The Riverside borrows it’s name from the Riverside Hotel, located in Clarksdale, Mississippi and has been in use as a hotel since 1944. Some of you may have noticed a Mississippi Blues Trail marker outside, on the right side of the building. It is the fourth marker placed on the trail. Now, our Riverside is much different than the real hotel and this is due more to Second Life practicalities and the fact we came up with the name the Riverside after we had built the club. Our club is loosely based on the Ground Zero Blues Club in Clarksdale. Parts of the front of the building are similar and then after that the build is pure fiction
There are many stories surrounding the blues at this location. Originally, the hotel was a hospital. At least the front section of the hotel as it is today was used as the G.T. Thomas Hospital. This was where Bessie Smith died. On September 26, 1937, Bessie Smith died in Room #2 of the hospital, after a nasty car accident near Friar’s Point on Highway 61.
Bessie Smith, was known as “The Empress of the Blues” and was as big a name as there was at the time. Bessie was earning $2,000 per performance at the time, had her own private railroad car and an entourage of 45 people. She was a huge star but that notoriety didn’t help her in this case.
There is a story out there that says she was taken to a white hospital first where she was turned away from a whites-only Hospital. This has since been discredited. It was the G.T. Thomas Hospital, a black hospital. She was admitted, but died anyway. In fact, the Dr. on the scene of the accident was quoted as saying that “”The Bessie Smith ambulance would not have gone to a white hospital, you can forget that.” Dr. Hugh Smith told Albertson. “Down in the Deep South cotton country, no ambulance driver, or white driver, would even have thought of putting a coloured person off in a hospital for white folks.” The story of what happened on this day is quite amazing really and can be found here.
It was shortly after this that the hospital was taken over by Z.L. “Momma” Hill and converted to a hotel in 1944. “Momma” Hill only allowed men in her Hotel, and got the nickname “Momma” by treating all of these men like they were her children.
Ike Turner lived in room #7 for a few years. Turner wrote and rehearsed his song “Rocket 88” here which became a hit for Jackie Brenston. “Momma” Hill was reportedly a good seamstress and embroidered “88” on handmade red ties for the men and also designed and made each dress for the Ikettes.
In 1947, Robert Nighthawk married Hazel Momon who he stole from Ike Turner a couple years earlier. During this time, Nighthawk was staying at the Hotel with her on one side and keeping his girlfriend Ethel Mae conveniently down the hall. Nighthawk left his suitcase in his room just before he died and it is supposedly still there.
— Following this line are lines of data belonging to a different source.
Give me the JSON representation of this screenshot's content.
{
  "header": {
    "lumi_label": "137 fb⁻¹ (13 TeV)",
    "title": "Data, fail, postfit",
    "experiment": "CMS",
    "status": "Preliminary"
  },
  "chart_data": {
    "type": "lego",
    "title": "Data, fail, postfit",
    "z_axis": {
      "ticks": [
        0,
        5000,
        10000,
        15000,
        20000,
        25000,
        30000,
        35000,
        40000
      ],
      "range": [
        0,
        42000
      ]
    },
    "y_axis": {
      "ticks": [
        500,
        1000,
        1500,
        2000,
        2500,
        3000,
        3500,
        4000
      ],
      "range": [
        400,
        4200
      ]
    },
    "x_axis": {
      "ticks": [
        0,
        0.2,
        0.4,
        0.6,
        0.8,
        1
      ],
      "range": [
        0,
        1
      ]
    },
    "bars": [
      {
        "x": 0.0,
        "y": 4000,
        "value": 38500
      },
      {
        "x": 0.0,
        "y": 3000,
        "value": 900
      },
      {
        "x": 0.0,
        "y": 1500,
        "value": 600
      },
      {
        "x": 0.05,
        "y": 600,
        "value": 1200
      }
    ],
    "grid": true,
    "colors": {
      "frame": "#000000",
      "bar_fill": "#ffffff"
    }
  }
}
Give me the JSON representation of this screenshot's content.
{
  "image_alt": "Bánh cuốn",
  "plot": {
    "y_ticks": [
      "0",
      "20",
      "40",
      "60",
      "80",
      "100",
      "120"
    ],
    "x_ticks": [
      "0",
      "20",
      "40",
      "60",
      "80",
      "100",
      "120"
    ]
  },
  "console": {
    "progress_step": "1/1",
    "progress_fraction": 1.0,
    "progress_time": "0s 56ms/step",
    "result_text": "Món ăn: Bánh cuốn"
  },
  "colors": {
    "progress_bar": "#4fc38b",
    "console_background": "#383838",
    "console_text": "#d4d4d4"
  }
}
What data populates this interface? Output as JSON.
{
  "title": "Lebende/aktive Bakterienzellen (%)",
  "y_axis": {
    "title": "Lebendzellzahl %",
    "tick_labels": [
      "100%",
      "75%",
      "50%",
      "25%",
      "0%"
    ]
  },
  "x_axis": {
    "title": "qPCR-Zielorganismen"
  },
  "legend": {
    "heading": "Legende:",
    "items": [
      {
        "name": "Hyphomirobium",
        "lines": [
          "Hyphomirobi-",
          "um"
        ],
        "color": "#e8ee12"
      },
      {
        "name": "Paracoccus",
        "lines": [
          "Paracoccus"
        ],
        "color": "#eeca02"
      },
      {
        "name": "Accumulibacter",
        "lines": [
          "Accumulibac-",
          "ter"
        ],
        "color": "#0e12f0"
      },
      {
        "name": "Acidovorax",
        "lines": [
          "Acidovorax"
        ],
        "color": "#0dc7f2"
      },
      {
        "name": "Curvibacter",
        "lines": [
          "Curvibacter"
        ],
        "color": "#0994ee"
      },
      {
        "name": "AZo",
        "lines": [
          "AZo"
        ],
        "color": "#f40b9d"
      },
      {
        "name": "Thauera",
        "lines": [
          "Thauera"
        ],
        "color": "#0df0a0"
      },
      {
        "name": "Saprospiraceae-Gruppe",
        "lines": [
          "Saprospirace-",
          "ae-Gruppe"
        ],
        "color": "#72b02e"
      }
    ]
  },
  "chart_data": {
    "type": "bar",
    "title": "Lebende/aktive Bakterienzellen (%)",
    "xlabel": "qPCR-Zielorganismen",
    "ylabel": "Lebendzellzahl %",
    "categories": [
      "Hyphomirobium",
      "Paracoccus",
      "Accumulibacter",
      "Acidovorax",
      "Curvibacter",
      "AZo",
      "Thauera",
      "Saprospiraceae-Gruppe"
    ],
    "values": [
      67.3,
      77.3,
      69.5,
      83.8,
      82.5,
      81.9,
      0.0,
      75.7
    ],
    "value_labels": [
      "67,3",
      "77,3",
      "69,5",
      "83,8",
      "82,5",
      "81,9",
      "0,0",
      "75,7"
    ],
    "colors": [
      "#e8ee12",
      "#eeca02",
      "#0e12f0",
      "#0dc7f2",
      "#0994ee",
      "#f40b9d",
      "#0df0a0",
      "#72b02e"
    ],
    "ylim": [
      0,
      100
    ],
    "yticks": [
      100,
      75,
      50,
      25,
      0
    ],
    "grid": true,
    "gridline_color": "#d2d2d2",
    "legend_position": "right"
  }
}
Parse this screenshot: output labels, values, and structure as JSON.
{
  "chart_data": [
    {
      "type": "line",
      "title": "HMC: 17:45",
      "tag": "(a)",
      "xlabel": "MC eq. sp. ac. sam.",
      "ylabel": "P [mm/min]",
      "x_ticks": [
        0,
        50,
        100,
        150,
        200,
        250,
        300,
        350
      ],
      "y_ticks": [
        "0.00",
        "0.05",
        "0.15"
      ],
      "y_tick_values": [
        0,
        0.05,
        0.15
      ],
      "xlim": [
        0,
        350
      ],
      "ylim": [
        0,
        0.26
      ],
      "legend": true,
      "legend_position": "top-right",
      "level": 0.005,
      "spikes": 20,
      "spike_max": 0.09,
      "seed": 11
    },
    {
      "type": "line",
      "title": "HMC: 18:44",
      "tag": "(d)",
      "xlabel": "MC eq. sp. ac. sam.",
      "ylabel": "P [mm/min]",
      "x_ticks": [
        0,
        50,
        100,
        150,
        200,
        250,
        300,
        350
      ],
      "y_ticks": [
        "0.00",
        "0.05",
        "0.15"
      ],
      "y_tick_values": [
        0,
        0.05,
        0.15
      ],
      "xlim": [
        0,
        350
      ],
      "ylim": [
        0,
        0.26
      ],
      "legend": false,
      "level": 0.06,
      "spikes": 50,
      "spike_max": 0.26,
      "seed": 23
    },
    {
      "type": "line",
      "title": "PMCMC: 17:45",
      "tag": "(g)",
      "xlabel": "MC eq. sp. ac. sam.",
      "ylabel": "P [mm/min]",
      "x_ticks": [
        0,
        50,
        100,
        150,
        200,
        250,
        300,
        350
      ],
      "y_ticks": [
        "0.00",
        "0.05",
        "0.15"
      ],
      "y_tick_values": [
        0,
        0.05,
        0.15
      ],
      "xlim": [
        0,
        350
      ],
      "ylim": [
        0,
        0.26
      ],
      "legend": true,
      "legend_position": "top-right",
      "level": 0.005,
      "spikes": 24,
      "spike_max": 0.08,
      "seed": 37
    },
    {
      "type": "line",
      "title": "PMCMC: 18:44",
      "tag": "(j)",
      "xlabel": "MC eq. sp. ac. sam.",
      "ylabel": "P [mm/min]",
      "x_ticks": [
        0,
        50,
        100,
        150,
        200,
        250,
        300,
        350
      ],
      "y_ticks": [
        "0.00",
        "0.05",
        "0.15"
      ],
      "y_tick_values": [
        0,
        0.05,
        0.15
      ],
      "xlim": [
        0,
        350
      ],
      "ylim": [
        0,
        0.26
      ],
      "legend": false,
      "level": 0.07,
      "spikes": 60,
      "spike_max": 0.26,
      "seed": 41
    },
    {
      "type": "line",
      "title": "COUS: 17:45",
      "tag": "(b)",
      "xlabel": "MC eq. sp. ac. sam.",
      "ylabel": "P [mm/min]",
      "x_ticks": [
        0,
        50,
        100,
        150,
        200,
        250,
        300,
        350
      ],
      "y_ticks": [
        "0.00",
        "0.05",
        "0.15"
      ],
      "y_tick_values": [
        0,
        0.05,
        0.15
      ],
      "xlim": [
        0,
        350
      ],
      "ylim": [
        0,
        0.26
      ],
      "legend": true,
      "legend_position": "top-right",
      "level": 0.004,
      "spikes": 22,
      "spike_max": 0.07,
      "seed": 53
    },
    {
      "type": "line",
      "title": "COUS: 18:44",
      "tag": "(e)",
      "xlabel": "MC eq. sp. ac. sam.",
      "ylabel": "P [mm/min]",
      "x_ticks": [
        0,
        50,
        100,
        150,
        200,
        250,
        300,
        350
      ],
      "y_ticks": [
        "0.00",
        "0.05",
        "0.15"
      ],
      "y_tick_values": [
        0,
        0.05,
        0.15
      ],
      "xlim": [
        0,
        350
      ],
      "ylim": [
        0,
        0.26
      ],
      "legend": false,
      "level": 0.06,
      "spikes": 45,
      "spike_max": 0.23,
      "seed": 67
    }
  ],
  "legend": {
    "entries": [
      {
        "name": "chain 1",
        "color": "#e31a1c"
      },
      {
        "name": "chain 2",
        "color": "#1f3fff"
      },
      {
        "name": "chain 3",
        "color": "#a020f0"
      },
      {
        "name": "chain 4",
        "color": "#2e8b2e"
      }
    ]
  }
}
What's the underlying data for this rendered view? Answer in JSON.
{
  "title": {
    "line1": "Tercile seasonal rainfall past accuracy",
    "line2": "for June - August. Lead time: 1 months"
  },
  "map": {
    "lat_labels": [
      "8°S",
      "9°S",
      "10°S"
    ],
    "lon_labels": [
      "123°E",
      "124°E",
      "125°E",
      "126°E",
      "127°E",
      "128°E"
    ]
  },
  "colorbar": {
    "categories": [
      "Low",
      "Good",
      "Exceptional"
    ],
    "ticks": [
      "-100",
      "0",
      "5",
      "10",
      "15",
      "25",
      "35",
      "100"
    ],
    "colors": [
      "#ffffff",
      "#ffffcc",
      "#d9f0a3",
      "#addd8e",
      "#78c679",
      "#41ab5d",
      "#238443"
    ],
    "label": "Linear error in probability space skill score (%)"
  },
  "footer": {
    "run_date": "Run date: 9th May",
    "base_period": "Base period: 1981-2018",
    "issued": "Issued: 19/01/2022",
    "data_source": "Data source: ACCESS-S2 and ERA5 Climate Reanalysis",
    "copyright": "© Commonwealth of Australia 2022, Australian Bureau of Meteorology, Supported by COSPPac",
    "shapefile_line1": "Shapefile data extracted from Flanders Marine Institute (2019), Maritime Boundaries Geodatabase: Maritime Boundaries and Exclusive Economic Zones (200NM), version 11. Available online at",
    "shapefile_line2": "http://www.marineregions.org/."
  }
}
The Riverside Hotel is still a family business and is now owned by Frank “Rat” Ratliff, the son of the “Momma” Hill. He grew up there, and knew all of the blues legends that came and stayed and for a while Ratliff ran his own juke joint in the back of the building.
The Riverside Hotel would be a good place to visit and stay if you go to Clarksdale as it is within a mile of Clarksdale’s legendary “crossroads,” the Delta Blues Museum, Ground Zero Blues Club, and the former WROX radio station.